Outside the exhibition hall they had a few displays of local collectors, including Sarah Michelle Gellar's Rackham collection, and items from the personal libraries of William Andrews Clark (of UCLA's Clark Library) and Lawrence Clark Powell (of UCLA's Powell Library). To complete the hat trick of UCLA buildings, one bookseller with an emphasis on philosophy had three works by Josiah Royce.
Inside, there was all the treasure on display. Oh sure, that copy of De Rev was only a second edition, but it still was priced comparably to my house.
I think I'm starting to get jaded. There were fewer things that made my head explode. But some of that may be that I've seen some of the head explody things a few times. Oh, there's Clark Ashton Smith's personal copy of Beyond the Wall of Sleep again. Yawn.
But there were still a number of head explodies. Like a wooden maquette (if that's the right word) of Kennington's bust of TE Lawrence.
And this is an inscribed copy of The Maltese Falcon. I wish you could see it better, because Dash Hammett's handwriting is extremely regular and neat. It would also help if you could clearly read the price of $235,000.
|From Public Photos|
And the steal of the century is this one, which someone should snap up before Sarah Michelle Gellar gets it. JM Barrie's Peter Pan in Kensington Gardens, illustrated by Arthur Rackham. With a Rackham signature and drawing of Solomon Caw, a character in the story. Also signed by Barrie. Also signed by George Frampton, the sculptor who made the statue of Peter Pan in Kensington Garden. Also signed by Princess Beatrice and Princess Marie Louise, granddaughters of Queen Victoria. A fucking steal at $9,600, but I didn't have that much on me at the moment. How embarrassing.
|From Public Photos|
However, I did come away with three items. Rather more modest. A signed copy of Donald Wandrei's Poems for Midnight. Although the joke's on me, since it appears the copy I already have is also signed. No matter, a good deal is still a good deal. Maybe I should corner the market on the book and create scarcity. There were only 742 copies published after all.
A signed HB edition of Last Defender of Camelot, one Zelazny's better short story collections. The PB was published first, but this was nicely made and signed, and not too expensive, so I got it.

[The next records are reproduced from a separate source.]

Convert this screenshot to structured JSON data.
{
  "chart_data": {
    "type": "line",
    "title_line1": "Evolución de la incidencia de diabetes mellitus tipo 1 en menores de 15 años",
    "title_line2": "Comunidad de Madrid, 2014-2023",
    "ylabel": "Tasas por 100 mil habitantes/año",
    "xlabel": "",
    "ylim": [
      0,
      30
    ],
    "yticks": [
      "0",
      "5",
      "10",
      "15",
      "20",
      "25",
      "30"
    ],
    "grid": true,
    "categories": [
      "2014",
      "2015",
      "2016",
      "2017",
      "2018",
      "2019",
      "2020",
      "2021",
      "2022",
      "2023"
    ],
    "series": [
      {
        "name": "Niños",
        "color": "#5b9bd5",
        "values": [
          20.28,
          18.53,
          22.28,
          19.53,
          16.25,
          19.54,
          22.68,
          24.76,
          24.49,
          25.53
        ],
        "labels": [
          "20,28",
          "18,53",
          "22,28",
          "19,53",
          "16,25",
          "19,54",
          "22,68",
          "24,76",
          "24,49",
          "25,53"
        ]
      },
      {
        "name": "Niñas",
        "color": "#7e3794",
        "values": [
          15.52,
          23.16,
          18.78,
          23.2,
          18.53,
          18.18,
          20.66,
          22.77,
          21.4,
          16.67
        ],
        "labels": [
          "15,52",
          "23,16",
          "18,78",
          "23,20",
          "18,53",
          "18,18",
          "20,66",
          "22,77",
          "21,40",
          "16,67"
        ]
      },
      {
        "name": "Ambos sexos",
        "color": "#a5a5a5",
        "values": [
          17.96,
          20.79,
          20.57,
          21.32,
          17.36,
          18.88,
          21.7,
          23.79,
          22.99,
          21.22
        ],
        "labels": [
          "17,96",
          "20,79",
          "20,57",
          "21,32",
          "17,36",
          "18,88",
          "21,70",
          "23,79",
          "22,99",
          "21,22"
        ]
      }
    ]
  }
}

A signed Whispers Press edition of Fritz Leiber's Rime Isle, a Fafhrd & Grey Mouser mini-novel, illustrated by Tim Kirk. It's also signed by publisher Stuart David Schiff, who describes it as Whispers Press' first book, though the interwebs suggests it was preceded by A Winter Wish, which I also have lying around here somewhere.
ETA: Someone, definitely not me, bought a Rudimentum Novitorum for a cool $1.15 million. Also interesting to compare that coverage of the show to the article in the Hollywood Reporter.